И однажды, спустя два долгих года, когда все уже успели отчаяться и разочароваться, Магтахинэ это все-таки удалось. В тот день, оставшись по ее настоянию дома, Акоп складывал в поленницу колотые дрова. На веранде, завернутый в теплое одеяло, спал в люльке годовалый племянник Карапет, первенец Василия и Магтахинэ, удостоверившись, что ребенок уснул, она спустилась во двор, чтобы быть поближе к Акопу, но не успела сойти с последней ступеньки, как Акоп, не оборачиваясь к веранде, пробормотал быстрым полушепотом: сейчас ребенок упадет. Магтахинэ испуганно повернулась и ахнула – каким-то чудом выпутавшись из одеяла, малыш высунулся из люльки и свесился вниз, опасно перегнувшись через невысокий дощатый бортик. Она в три прыжка преодолела лестницу, схватила сына на руки, прижала к себе, сердце билось так громко, словно находилось не в грудной клетке, а снаружи. Кое-как уняв сердцебиение, она с тревогой добралась до края веранды и увидела то, что и ожидала увидеть, – посреди двора, на груде колотых дров, лежал сраженный припадком мертвенно-бледный Акоп и стонал от сжигающего внутренности чудовищного жара.
– Может, потому ты и болеешь, что умеешь видеть наперед? – осторожно предположила на следующий день Магтахинэ.
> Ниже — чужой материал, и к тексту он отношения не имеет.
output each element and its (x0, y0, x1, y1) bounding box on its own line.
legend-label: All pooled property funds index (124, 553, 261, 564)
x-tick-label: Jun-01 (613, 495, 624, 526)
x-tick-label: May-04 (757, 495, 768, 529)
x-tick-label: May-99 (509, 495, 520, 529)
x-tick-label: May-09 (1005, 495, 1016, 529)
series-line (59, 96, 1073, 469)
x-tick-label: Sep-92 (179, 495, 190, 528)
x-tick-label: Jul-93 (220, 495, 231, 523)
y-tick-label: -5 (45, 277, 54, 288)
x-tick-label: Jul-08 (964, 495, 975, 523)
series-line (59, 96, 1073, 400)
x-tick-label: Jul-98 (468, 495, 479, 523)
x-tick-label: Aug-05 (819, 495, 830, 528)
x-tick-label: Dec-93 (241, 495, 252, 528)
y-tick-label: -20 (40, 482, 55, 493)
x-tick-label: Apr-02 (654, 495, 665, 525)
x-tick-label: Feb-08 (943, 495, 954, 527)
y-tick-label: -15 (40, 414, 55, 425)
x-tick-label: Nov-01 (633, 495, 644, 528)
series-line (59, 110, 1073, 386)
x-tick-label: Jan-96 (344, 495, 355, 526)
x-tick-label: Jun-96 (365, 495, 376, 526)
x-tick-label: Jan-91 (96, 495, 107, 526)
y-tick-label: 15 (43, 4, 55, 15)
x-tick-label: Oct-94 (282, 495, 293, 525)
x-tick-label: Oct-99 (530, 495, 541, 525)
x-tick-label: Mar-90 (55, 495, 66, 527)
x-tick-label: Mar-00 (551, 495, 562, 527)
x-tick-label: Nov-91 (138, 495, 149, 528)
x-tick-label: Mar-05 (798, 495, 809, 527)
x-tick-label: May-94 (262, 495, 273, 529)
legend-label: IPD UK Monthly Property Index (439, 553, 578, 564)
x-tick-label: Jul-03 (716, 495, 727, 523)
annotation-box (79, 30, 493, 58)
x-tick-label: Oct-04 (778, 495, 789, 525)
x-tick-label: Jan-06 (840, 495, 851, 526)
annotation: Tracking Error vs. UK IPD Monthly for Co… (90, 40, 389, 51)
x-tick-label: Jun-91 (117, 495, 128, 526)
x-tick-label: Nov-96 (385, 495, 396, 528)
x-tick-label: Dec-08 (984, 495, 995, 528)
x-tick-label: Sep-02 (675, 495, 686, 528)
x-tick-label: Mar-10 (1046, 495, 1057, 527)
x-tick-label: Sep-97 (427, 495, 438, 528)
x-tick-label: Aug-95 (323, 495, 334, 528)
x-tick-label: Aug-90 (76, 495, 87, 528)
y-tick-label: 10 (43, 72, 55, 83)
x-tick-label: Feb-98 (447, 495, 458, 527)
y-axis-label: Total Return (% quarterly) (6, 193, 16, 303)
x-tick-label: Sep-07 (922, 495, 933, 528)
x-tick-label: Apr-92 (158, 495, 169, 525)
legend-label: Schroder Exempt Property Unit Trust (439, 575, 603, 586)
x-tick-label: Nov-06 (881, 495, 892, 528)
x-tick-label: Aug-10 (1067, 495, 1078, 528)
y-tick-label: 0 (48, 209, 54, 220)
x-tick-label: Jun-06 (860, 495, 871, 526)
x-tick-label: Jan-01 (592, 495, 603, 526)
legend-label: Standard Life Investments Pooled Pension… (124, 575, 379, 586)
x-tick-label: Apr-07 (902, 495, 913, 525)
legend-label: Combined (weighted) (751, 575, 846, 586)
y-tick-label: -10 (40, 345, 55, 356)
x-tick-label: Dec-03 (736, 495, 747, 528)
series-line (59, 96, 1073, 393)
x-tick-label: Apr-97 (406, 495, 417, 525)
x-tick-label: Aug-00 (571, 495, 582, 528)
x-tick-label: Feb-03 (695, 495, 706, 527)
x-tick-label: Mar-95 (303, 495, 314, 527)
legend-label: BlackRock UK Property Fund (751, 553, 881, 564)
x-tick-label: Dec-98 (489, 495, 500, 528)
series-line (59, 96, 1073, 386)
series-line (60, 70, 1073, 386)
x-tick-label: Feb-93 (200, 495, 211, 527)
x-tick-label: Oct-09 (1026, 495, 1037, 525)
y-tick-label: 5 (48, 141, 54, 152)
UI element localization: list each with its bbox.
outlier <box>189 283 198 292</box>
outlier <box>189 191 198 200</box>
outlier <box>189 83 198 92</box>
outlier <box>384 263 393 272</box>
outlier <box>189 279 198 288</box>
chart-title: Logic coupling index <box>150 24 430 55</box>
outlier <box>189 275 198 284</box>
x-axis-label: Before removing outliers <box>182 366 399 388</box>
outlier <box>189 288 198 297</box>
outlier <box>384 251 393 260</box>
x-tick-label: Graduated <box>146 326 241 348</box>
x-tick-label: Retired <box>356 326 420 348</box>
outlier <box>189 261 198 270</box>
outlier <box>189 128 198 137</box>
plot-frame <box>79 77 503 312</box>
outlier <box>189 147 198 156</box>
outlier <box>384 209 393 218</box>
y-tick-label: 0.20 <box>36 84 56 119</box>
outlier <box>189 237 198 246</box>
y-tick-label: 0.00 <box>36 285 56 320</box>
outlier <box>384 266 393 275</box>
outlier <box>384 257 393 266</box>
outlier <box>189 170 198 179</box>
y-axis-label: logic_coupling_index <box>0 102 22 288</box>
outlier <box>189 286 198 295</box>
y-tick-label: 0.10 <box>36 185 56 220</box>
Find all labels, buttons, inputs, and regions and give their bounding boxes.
Акоп, который ничего, кроме леденящего душу страха, не помнил, бессильно прикрыл глаза.
– Какой в этом смысл, если я сразу все забываю? – прошептал он.
– Не знаю.
Спустя время свидетелем его приступа стала заглянувшая за кукурузной мукой Бехлванц Мариам. Магтахинэ купала ребенка, а Акоп стоял рядом и держал наготове полотенце. Вдруг он отступил на шаг, нашарил рукой стену, прислонился, закатил глаза и медленно сполз на пол и за секунду до того, как потерять сознание, выговорил сквозь сжатые зубы: уста Само. Магтахинэ сунула мокрого сына Мариам, а сама кинулась к Акопу.
– Ничего не спрашивай, – бросила она через плечо, – помоги одеться ребенку, а потом сбегай к Сербуи, предупреди, что с ее отцом приключилась беда.
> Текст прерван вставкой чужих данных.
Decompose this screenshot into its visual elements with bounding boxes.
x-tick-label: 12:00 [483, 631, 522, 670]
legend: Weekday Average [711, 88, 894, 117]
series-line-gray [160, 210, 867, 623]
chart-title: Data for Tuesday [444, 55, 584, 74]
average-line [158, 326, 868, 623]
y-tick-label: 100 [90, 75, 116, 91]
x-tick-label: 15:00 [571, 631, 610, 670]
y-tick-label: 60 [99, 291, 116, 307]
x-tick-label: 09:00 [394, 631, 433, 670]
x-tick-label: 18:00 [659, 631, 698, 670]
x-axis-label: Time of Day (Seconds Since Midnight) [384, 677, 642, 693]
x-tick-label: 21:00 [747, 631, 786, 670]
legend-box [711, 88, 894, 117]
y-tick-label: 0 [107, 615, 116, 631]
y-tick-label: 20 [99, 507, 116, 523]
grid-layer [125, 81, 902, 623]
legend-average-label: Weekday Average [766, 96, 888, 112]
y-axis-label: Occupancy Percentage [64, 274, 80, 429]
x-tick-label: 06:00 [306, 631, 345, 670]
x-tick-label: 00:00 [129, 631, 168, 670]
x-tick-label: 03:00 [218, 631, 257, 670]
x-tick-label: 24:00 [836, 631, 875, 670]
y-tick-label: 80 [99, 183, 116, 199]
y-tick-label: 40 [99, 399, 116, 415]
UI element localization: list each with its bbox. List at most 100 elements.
Уста Само, пастуха, нашли на краю дубовой рощи. Старик лежал, окруженный преданным и молчаливым стадом, и рыдал от боли, словно ребенок, – оступился, неудачно упал и сломал лодыжку.
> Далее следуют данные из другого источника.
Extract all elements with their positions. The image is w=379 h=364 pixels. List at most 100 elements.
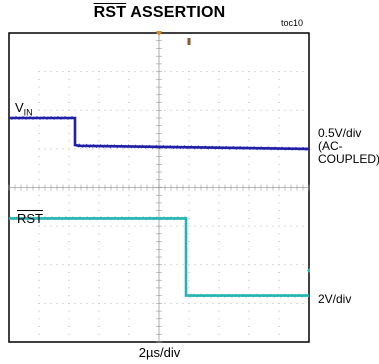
grid-dot — [188, 248, 190, 250]
grid-dot — [110, 302, 112, 304]
grid-dot — [98, 264, 100, 266]
grid-dot — [236, 71, 238, 73]
grid-dot — [188, 287, 190, 289]
grid-dot — [38, 179, 40, 181]
grid-dot — [164, 302, 166, 304]
grid-dot — [254, 302, 256, 304]
grid-dot — [224, 71, 226, 73]
grid-dot — [284, 71, 286, 73]
grid-dot — [278, 163, 280, 165]
grid-dot — [140, 71, 142, 73]
grid-dot — [74, 302, 76, 304]
grid-dot — [38, 333, 40, 335]
grid-dot — [98, 71, 100, 73]
grid-dot — [182, 302, 184, 304]
grid-dot — [278, 71, 280, 73]
grid-dot — [116, 109, 118, 111]
grid-dot — [98, 248, 100, 250]
grid-dot — [218, 256, 220, 258]
grid-dot — [134, 187, 136, 188]
grid-dot — [62, 225, 64, 227]
grid-dot — [248, 271, 250, 273]
grid-dot — [68, 279, 70, 281]
grid-dot — [266, 71, 268, 73]
grid-dot — [248, 156, 250, 158]
grid-dot — [248, 94, 250, 96]
grid-dot — [134, 264, 136, 266]
grid-dot — [128, 163, 130, 165]
grid-dot — [86, 302, 88, 304]
grid-dot — [152, 264, 154, 266]
grid-dot — [248, 171, 250, 173]
grid-dot — [182, 225, 184, 227]
grid-dot — [266, 109, 268, 111]
grid-dot — [158, 233, 160, 235]
grid-dot — [68, 271, 70, 273]
grid-dot — [248, 202, 250, 204]
grid-dot — [86, 264, 88, 266]
grid-dot — [68, 225, 70, 227]
grid-dot — [218, 241, 220, 243]
grid-dot — [146, 71, 148, 73]
grid-dot — [116, 225, 118, 227]
grid-dot — [158, 132, 160, 134]
grid-dot — [158, 210, 160, 212]
figure-tag: toc10 — [281, 18, 304, 28]
grid-dot — [278, 256, 280, 258]
grid-dot — [56, 264, 58, 266]
grid-dot — [158, 163, 160, 165]
grid-dot — [266, 302, 268, 304]
grid-dot — [218, 310, 220, 312]
grid-dot — [128, 279, 130, 281]
grid-dot — [38, 109, 40, 111]
grid-dot — [200, 264, 202, 266]
grid-dot — [146, 148, 148, 150]
grid-dot — [128, 179, 130, 181]
grid-dot — [302, 187, 304, 188]
grid-dot — [128, 102, 130, 104]
grid-dot — [188, 271, 190, 273]
grid-dot — [98, 148, 100, 150]
grid-dot — [110, 71, 112, 73]
grid-dot — [152, 225, 154, 227]
grid-dot — [98, 287, 100, 289]
grid-dot — [158, 94, 160, 96]
grid-dot — [68, 148, 70, 150]
grid-dot — [242, 187, 244, 188]
grid-dot — [218, 264, 220, 266]
grid-dot — [170, 71, 172, 73]
grid-dot — [128, 194, 130, 196]
grid-dot — [62, 264, 64, 266]
grid-dot — [146, 264, 148, 266]
grid-dot — [158, 287, 160, 289]
grid-dot — [218, 233, 220, 235]
grid-dot — [236, 187, 238, 188]
grid-dot — [284, 302, 286, 304]
grid-dot — [110, 225, 112, 227]
grid-dot — [128, 318, 130, 320]
grid-dot — [176, 148, 178, 150]
grid-dot — [272, 187, 274, 188]
grid-dot — [218, 117, 220, 119]
grid-dot — [104, 225, 106, 227]
grid-dot — [158, 310, 160, 312]
grid-dot — [278, 287, 280, 289]
grid-dot — [98, 171, 100, 173]
grid-dot — [254, 187, 256, 188]
grid-dot — [230, 264, 232, 266]
grid-dot — [248, 233, 250, 235]
grid-dot — [188, 233, 190, 235]
grid-dot — [248, 326, 250, 328]
grid-dot — [296, 109, 298, 111]
grid-dot — [230, 225, 232, 227]
grid-dot — [278, 109, 280, 111]
grid-dot — [50, 264, 52, 266]
grid-dot — [176, 187, 178, 188]
grid-dot — [158, 279, 160, 281]
grid-dot — [98, 271, 100, 273]
grid-dot — [170, 109, 172, 111]
grid-dot — [188, 302, 190, 304]
grid-dot — [242, 225, 244, 227]
grid-dot — [56, 148, 58, 150]
grid-dot — [74, 71, 76, 73]
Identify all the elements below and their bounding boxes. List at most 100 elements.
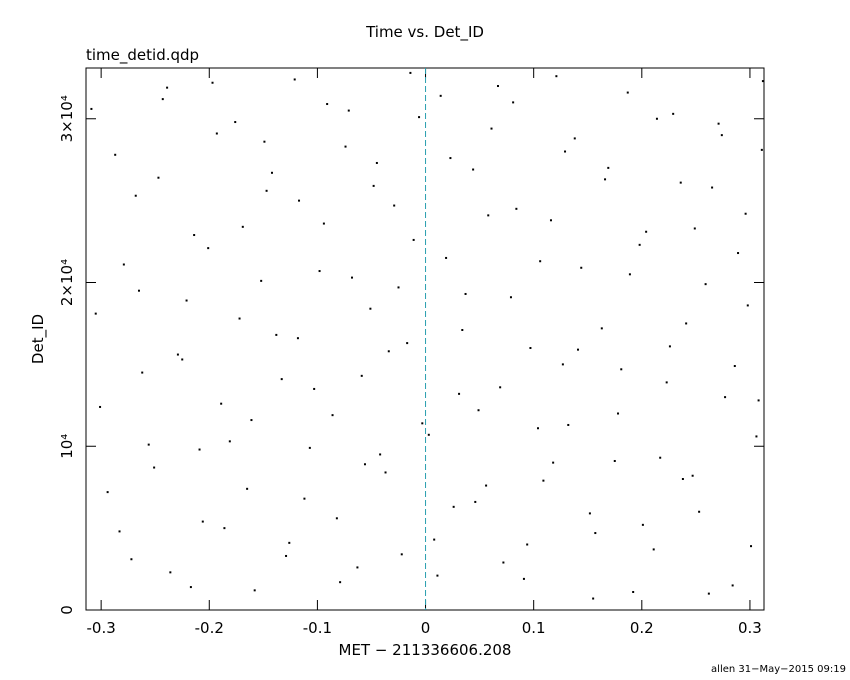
point [704,283,707,286]
point [512,101,515,104]
point [379,453,382,456]
point [509,296,512,299]
y-tick-label: 0 [58,605,76,615]
point [246,487,249,490]
point [356,566,359,569]
point [652,548,655,551]
point [201,520,204,523]
point [461,328,464,331]
point [564,150,567,153]
y-tick-label: 2×10⁴ [58,259,76,306]
point [169,571,172,574]
point [617,412,620,415]
point [313,387,316,390]
point [628,273,631,276]
x-tick-label: 0.2 [630,619,654,637]
point [720,134,723,137]
point [760,148,763,151]
point [384,471,387,474]
point [549,219,552,222]
point [604,178,607,181]
point [157,176,160,179]
x-tick-label: -0.1 [303,619,332,637]
point [241,225,244,228]
point [344,145,347,148]
point [397,286,400,289]
x-tick-label: 0.1 [522,619,546,637]
point [189,586,192,589]
point [474,500,477,503]
point [193,234,196,237]
point [502,561,505,564]
point [522,577,525,580]
point [665,381,668,384]
point [427,433,430,436]
point [626,91,629,94]
point [288,541,291,544]
point [659,456,662,459]
point [114,153,117,156]
point [668,345,671,348]
point [542,479,545,482]
footer: allen 31−May−2015 09:19 [711,664,846,675]
point [499,386,502,389]
point [298,199,301,202]
point [737,252,740,255]
point [331,414,334,417]
point [130,558,133,561]
point [94,312,97,315]
point [375,161,378,164]
point [655,117,658,120]
point [360,374,363,377]
point [122,263,125,266]
point [318,270,321,273]
point [679,181,682,184]
point [198,448,201,451]
point [181,358,184,361]
point [141,371,144,374]
point [211,81,214,84]
point [238,317,241,320]
point [744,212,747,215]
point [707,592,710,595]
point [757,399,760,402]
point [638,243,641,246]
point [464,292,467,295]
x-tick-label: -0.2 [195,619,224,637]
point [577,348,580,351]
point [711,186,714,189]
point [234,121,237,124]
point [339,581,342,584]
point [433,538,436,541]
point [137,289,140,292]
point [567,423,570,426]
point [265,189,268,192]
point [458,392,461,395]
point [620,368,623,371]
point [681,478,684,481]
point [496,85,499,88]
x-axis-label: MET − 211336606.208 [339,641,512,659]
point [539,260,542,263]
y-tick-label: 3×10⁴ [58,95,76,142]
x-tick-label: -0.3 [86,619,115,637]
point [588,512,591,515]
point [561,363,564,366]
point [228,440,231,443]
point [733,365,736,368]
point [387,350,390,353]
chart-subtitle: time_detid.qdp [86,46,199,65]
point [672,112,675,115]
point [645,230,648,233]
point [260,279,263,282]
point [161,98,164,101]
point [487,214,490,217]
point [250,419,253,422]
point [755,435,758,438]
point [335,517,338,520]
point [693,227,696,230]
point [452,505,455,508]
point [526,543,529,546]
point [220,402,223,405]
Весть о том, что младший брат кузнеца Василия предвидит беду, быстро распространилась по деревне. Люди стали приходить, чтобы разузнать о своем будущем, но Акоп беспомощно разводил руками – видеть-то, может, и видит, но ничего не помнит. К его сбивчивым объяснениям маранцы относились с недоверием, обижались, упрекали в бесчувствии и нежелании помочь. Дальше всех пошла старая Парандзем, у которой от неведомой болезни полегла вся дворовая птица. С какой-то радости решив, что причиной тому приступы Акопа, она распустила слух, будто он не предчувствует, а наоборот, накликает несчастье. За вредный нрав и отвратительное злоязычие никто в деревне ее не любил, но некоторые из маранцев все-таки поверили сплетням Парандзем и стали относиться к Акопу как к прокаженному. Они прятали от него детей, не появлялись в кузнице, если он там находился, а встретившись с ним на улице, боязливо крестясь и пряча глаза, переходили на другую сторону.
Если Акоп воспринимал это с несвойственным его юному возрасту хладнокровием и даже радостью – пусть думают, что хотят, лишь бы не досаждали назойливым вниманием, то Василия такое отношение к брату обижало и ранило в сердце. Несколько раз он пытался объясниться с односельчанами, ссорился и доказывал, распаляясь, даже лез в драку, но добился обратного эффекта – теперь маранцы обходили стороной и его. Впрочем, работы от этого в кузнице не убавлялось – страх страхом, а добротной мотыгой, которая прослужит долго и не сломается от постоянного дробления глыб (а каменного добра на макушке Маниш-кара было не меньше, чем земли), не у каждого мастера можно было разжиться. Потому маранцы продолжали ходить в кузницу, а Василий, несмотря на обиду, молча принимал заказы и делал свою работу так, как только умел – старательно, усердно и зачастую в долг, никогда не отказывая в рассроченной оплате тем, кто не в состоянии заплатить за его труд сейчас.